Just hours after I posted “The Legend of Jim Crow” last week, nine black people were shot to death at a prayer meeting in the Emanuel African Methodist Episcopal Church in Charleston, South Carolina.

The Jim Crow stereotype is a laughing, simple, guileless “darkie.” I said I’d write about the stereotype of Nat Turner this week.

Turner was a slave who in 1831 led a bloody uprising in Southampton County, Virginia, where fifty-seven white men, women, and children were hacked and slashed to death with knives, hatchets, and farm tools. Turner himself carried a broadsword.

My goal was abstract: I wanted to note how a pall of fear hanging over former slave-holding Virginians would drive Jim Crow legislation enacted to segregate and hold in thrall former slaves. The laws were based on racial stereotypes.

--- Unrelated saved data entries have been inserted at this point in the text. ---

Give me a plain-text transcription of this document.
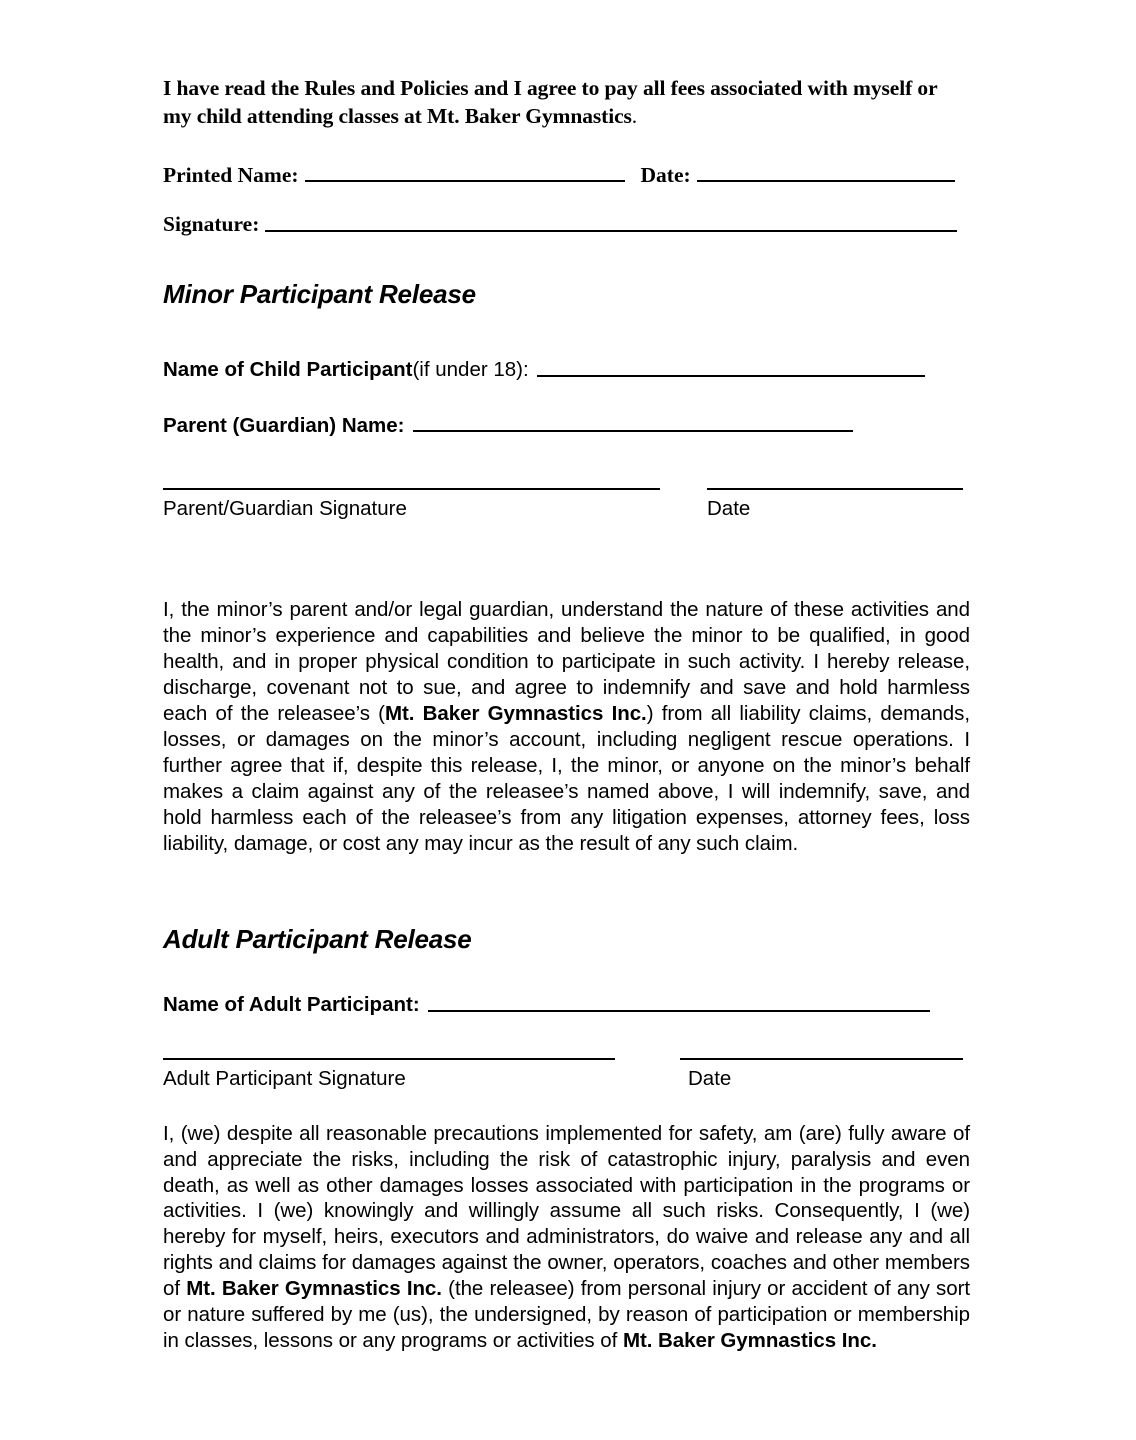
I have read the Rules and Policies and I agree to pay all fees associated with myself or my child attending classes at Mt. Baker Gymnastics.

Printed Name:	Date:
Signature:
Minor Participant Release
Name of Child Participant (if under 18):
Parent (Guardian) Name:
Parent/Guardian Signature	Date

I, the minor’s parent and/or legal guardian, understand the nature of these activities and the minor’s experience and capabilities and believe the minor to be qualified, in good health, and in proper physical condition to participate in such activity. I hereby release, discharge, covenant not to sue, and agree to indemnify and save and hold harmless each of the releasee’s (Mt. Baker Gymnastics Inc.) from all liability claims, demands, losses, or damages on the minor’s account, including negligent rescue operations. I further agree that if, despite this release, I, the minor, or anyone on the minor’s behalf makes a claim against any of the releasee’s named above, I will indemnify, save, and hold harmless each of the releasee’s from any litigation expenses, attorney fees, loss liability, damage, or cost any may incur as the result of any such claim.

Adult Participant Release
Name of Adult Participant:
Adult Participant Signature	Date

I, (we) despite all reasonable precautions implemented for safety, am (are) fully aware of and appreciate the risks, including the risk of catastrophic injury, paralysis and even death, as well as other damages losses associated with participation in the programs or activities. I (we) knowingly and willingly assume all such risks. Consequently, I (we) hereby for myself, heirs, executors and administrators, do waive and release any and all rights and claims for damages against the owner, operators, coaches and other members of Mt. Baker Gymnastics Inc. (the releasee) from personal injury or accident of any sort or nature suffered by me (us), the undersigned, by reason of participation or membership in classes, lessons or any programs or activities of Mt. Baker Gymnastics Inc.
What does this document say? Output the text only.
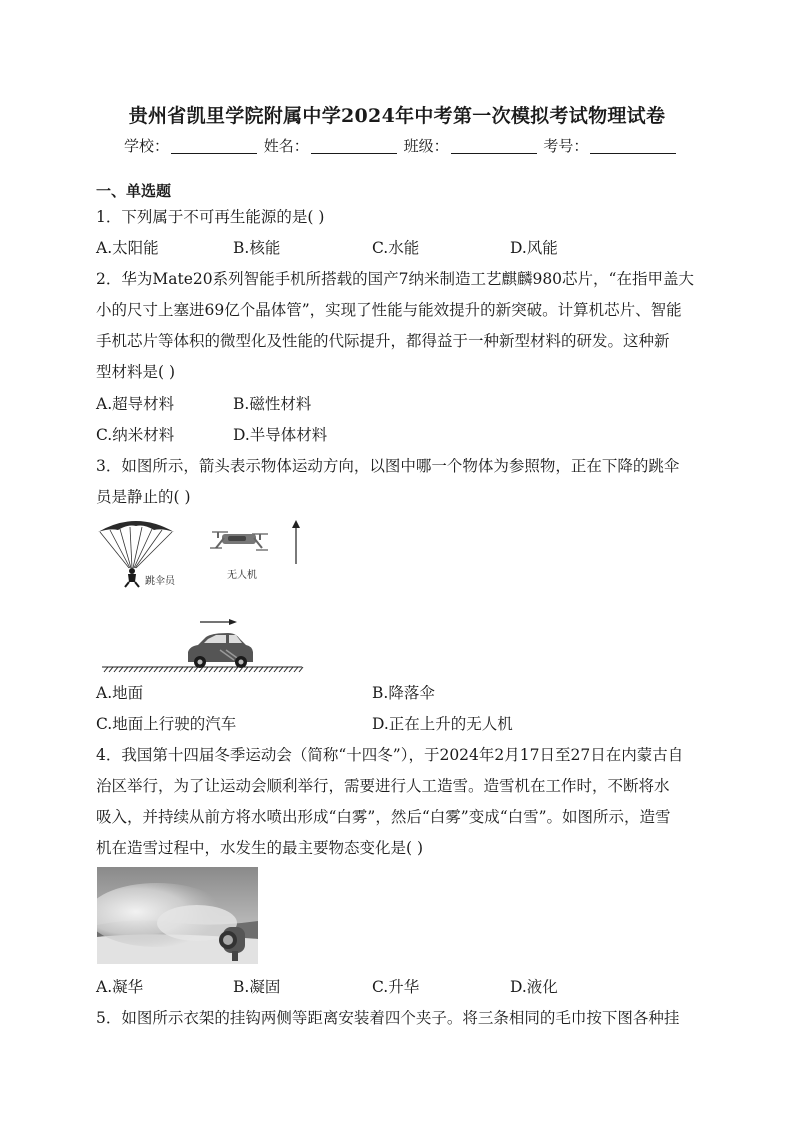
贵州省凯里学院附属中学2024年中考第一次模拟考试物理试卷
学校：	姓名：	班级：	考号：
一、单选题
1．下列属于不可再生能源的是( )
A.太阳能	B.核能	C.水能	D.风能
2．华为Mate20系列智能手机所搭载的国产7纳米制造工艺麒麟980芯片，“在指甲盖大
小的尺寸上塞进69亿个晶体管”，实现了性能与能效提升的新突破。计算机芯片、智能
手机芯片等体积的微型化及性能的代际提升，都得益于一种新型材料的研发。这种新
型材料是( )
A.超导材料	B.磁性材料
C.纳米材料	D.半导体材料
3．如图所示，箭头表示物体运动方向，以图中哪一个物体为参照物，正在下降的跳伞
员是静止的( )
跳伞员
无人机
A.地面	B.降落伞
C.地面上行驶的汽车	D.正在上升的无人机
4．我国第十四届冬季运动会（简称“十四冬”），于2024年2月17日至27日在内蒙古自
治区举行，为了让运动会顺利举行，需要进行人工造雪。造雪机在工作时，不断将水
吸入，并持续从前方将水喷出形成“白雾”，然后“白雾”变成“白雪”。如图所示，造雪
机在造雪过程中，水发生的最主要物态变化是( )
A.凝华	B.凝固	C.升华	D.液化
5．如图所示衣架的挂钩两侧等距离安装着四个夹子。将三条相同的毛巾按下图各种挂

Sadly, my goal isn’t abstract now.

The twenty-one-year-old white South Carolinian alleged to have committed the murders commented before he shot his victims, “You rape our women and you’re taking over our country.”

In his stereotype, Nat Turner is a savage, bloodthirsty predator bent on raping white women.

“What strikes us as the most remarkable thing in this matter is the horrible ferocity of these monsters,” wrote the Richmond Enquirer on August 30, 1831, a week after Turner’s insurrection was quelled. “Nothing is spared; neither age nor sex is respected—the helplessness of women and children pleads in vain for mercy.”

Along with the perpetrators, innocent slaves and freedmen were shot, hanged, or whipped in reprisal. Captured weeks later, an unrepentant Turner—who could recite pages of scripture from memory and claimed an angel had directed him to attack the people who enslaved him—was hanged, quartered, and flayed. His skin was reportedly fashioned into a satchel.

The Virginia general assembly passed laws forbidding African American congregations to meet without the supervision of a white pastor. It became unlawful to teach a slave to read or to give a slave a book, even the Bible.

The white response to the stereotype of Nat Turner is fear, cruelty, and hate.

It’s hard to imagine how anyone could feel the articulate, graceful, and loving families and friends who survive the Emanuel AME Church dead are less than human, unfit to mix with white society.

But groups in America still do, and seek to make sure others feel that way, too.